Cosmic rays are a big nuisance in all instruments using CCDs as detectors. A first treatment
is made in the radial-velocity software (Baranne et al. 1996), following Horne's algorithm (1986). Unfortunately
many cosmics escape the trap, because too few pixels are illuminated along the direction perpendicular
to the dispersion. Therefore the remaining cosmics must be chased (Sect. 3.3).
Equally disturbing are the telluric lines which change in intensity and position with time
in the rest frame of the object.
The pixels affected by these wandering disturbers must be eliminated (Sect. 3.6).
If the night is spoiled by the Moon, it may be
necessary to subtract a sky exposure, for which all the steps already described
(except telluric line removal) must be
carried out too (Sect. 3.4).
After these different steps, three other actions remain to be performed.
Two spectra to be compared must be brought :
(i) to the same spectral resolution
(ii) to a common wavelength scale
(iii) to a common level of flux
If the target star and a reference star of the library have a different line-broadening, because
they have a different projected rotational velocity , we must not be fooled
into considering
them as objects of different effective temperature, gravity and metallicity. Also it is not
guaranteed that the instrumental resolution is exactly the same for all observing runs
(e.g. because of focus variations). Therefore all the spectra of the library and the
target's star are forced to a common resolution (action (i) listed above),
in order to eliminate spectral differences
originating from projected rotation, macroturbulence or instrumental resolution
(Sect. 3.5).
Action (ii) is easy to perform because
the radial velocity of the target star and of each comparison star is accuratly known from the
radial velocity software (Baranne et al. 1996), by cross-correlation with a mask
(Sect. 4.1). Action (iii) is done by least squares (Sect. 4.2) .

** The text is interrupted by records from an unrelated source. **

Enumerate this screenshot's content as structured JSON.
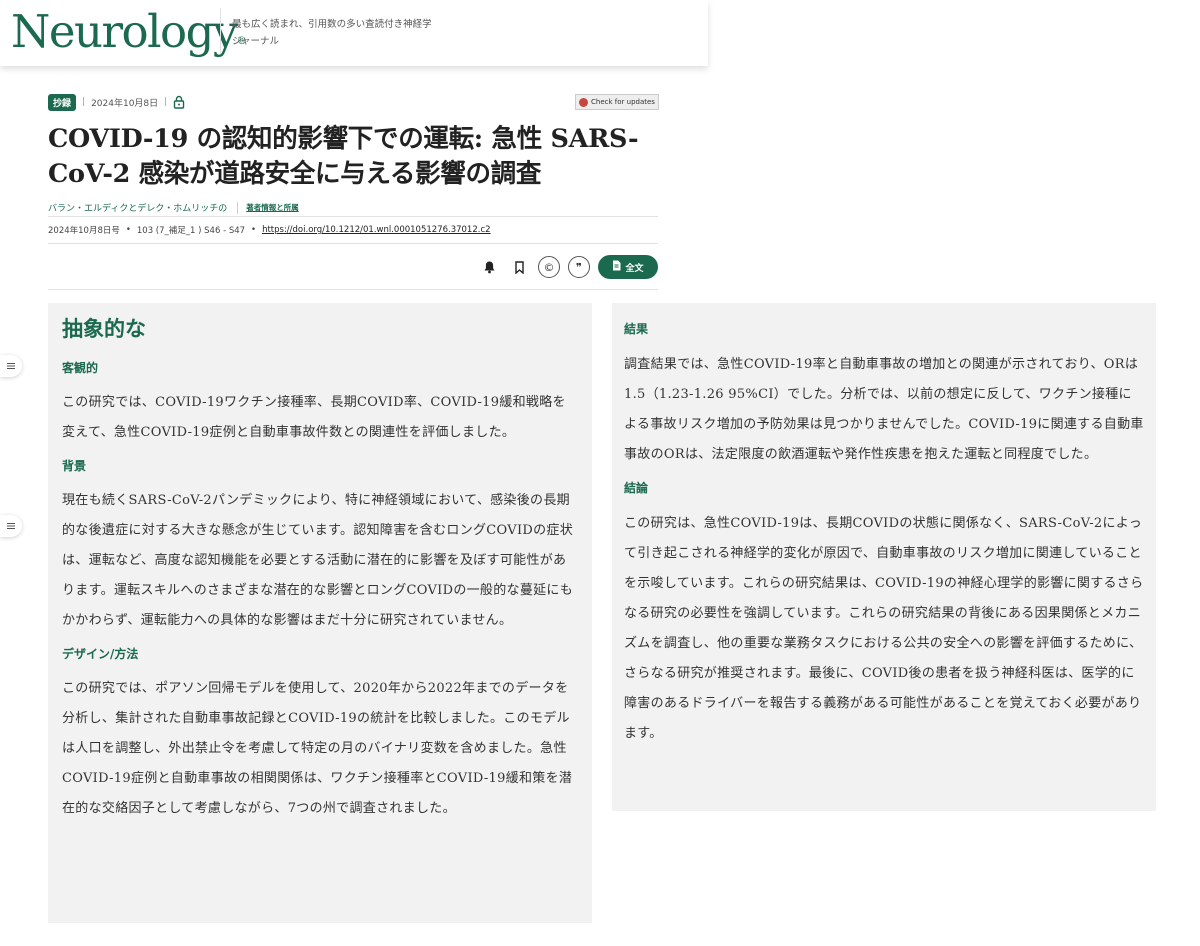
{
  "header": {
    "logo": "Neurology",
    "logo_mark": "®",
    "tagline": "最も広く読まれ、引用数の多い査読付き神経学ジャーナル"
  },
  "meta": {
    "badge": "抄録",
    "sep": "|",
    "date": "2024年10月8日",
    "check_updates": "Check for updates"
  },
  "article": {
    "title": "COVID-19 の認知的影響下での運転: 急性 SARS-CoV-2 感染が道路安全に与える影響の調査",
    "authors": "バラン・エルディクとデレク・ホムリッチの",
    "affiliations": "著者情報と所属",
    "issue_date": "2024年10月8日号",
    "bullet": "•",
    "volume": "103 (7_補足_1 ) S46 - S47",
    "doi": "https://doi.org/10.1212/01.wnl.0001051276.37012.c2"
  },
  "tools": {
    "copyright_symbol": "©",
    "quote_symbol": "❞",
    "fulltext_label": "全文",
    "icons": [
      "bell-icon",
      "bookmark-icon",
      "copyright-icon",
      "quote-icon",
      "document-icon"
    ]
  },
  "colors": {
    "brand_green": "#1b6a4f",
    "panel_bg": "#f2f2f2"
  },
  "abstract": {
    "heading": "抽象的な",
    "objective_h": "客観的",
    "objective": "この研究では、COVID-19ワクチン接種率、長期COVID率、COVID-19緩和戦略を変えて、急性COVID-19症例と自動車事故件数との関連性を評価しました。",
    "background_h": "背景",
    "background": "現在も続くSARS-CoV-2パンデミックにより、特に神経領域において、感染後の長期的な後遺症に対する大きな懸念が生じています。認知障害を含むロングCOVIDの症状は、運転など、高度な認知機能を必要とする活動に潜在的に影響を及ぼす可能性があります。運転スキルへのさまざまな潜在的な影響とロングCOVIDの一般的な蔓延にもかかわらず、運転能力への具体的な影響はまだ十分に研究されていません。",
    "design_h": "デザイン/方法",
    "design": "この研究では、ポアソン回帰モデルを使用して、2020年から2022年までのデータを分析し、集計された自動車事故記録とCOVID-19の統計を比較しました。このモデルは人口を調整し、外出禁止令を考慮して特定の月のバイナリ変数を含めました。急性COVID-19症例と自動車事故の相関関係は、ワクチン接種率とCOVID-19緩和策を潜在的な交絡因子として考慮しながら、7つの州で調査されました。",
    "results_h": "結果",
    "results": "調査結果では、急性COVID-19率と自動車事故の増加との関連が示されており、ORは1.5（1.23-1.26 95%CI）でした。分析では、以前の想定に反して、ワクチン接種による事故リスク増加の予防効果は見つかりませんでした。COVID-19に関連する自動車事故のORは、法定限度の飲酒運転や発作性疾患を抱えた運転と同程度でした。",
    "conclusion_h": "結論",
    "conclusion": "この研究は、急性COVID-19は、長期COVIDの状態に関係なく、SARS-CoV-2によって引き起こされる神経学的変化が原因で、自動車事故のリスク増加に関連していることを示唆しています。これらの研究結果は、COVID-19の神経心理学的影響に関するさらなる研究の必要性を強調しています。これらの研究結果の背後にある因果関係とメカニズムを調査し、他の重要な業務タスクにおける公共の安全への影響を評価するために、さらなる研究が推奨されます。最後に、COVID後の患者を扱う神経科医は、医学的に障害のあるドライバーを報告する義務がある可能性があることを覚えておく必要があります。"
  }
}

A large fraction of our observing time was devoted to the aquisition of the library of
reference stars, which includes 211 spectra at the present time. Sect. 2 describes the
observational material.
A detailed description of the
library is available in a companion paper (Soubiran et al. 1998, hereafter paper II).
The spectra of this library are available at CDS of Strasbourg, together with
their revised atmospheric parameters (Sect. 5).
Different tests have been performed to evaluate the consistency and the accuracy of
the method (Sect. 6).
The software is named TGMET, for Temperature, Gravity, METallicity.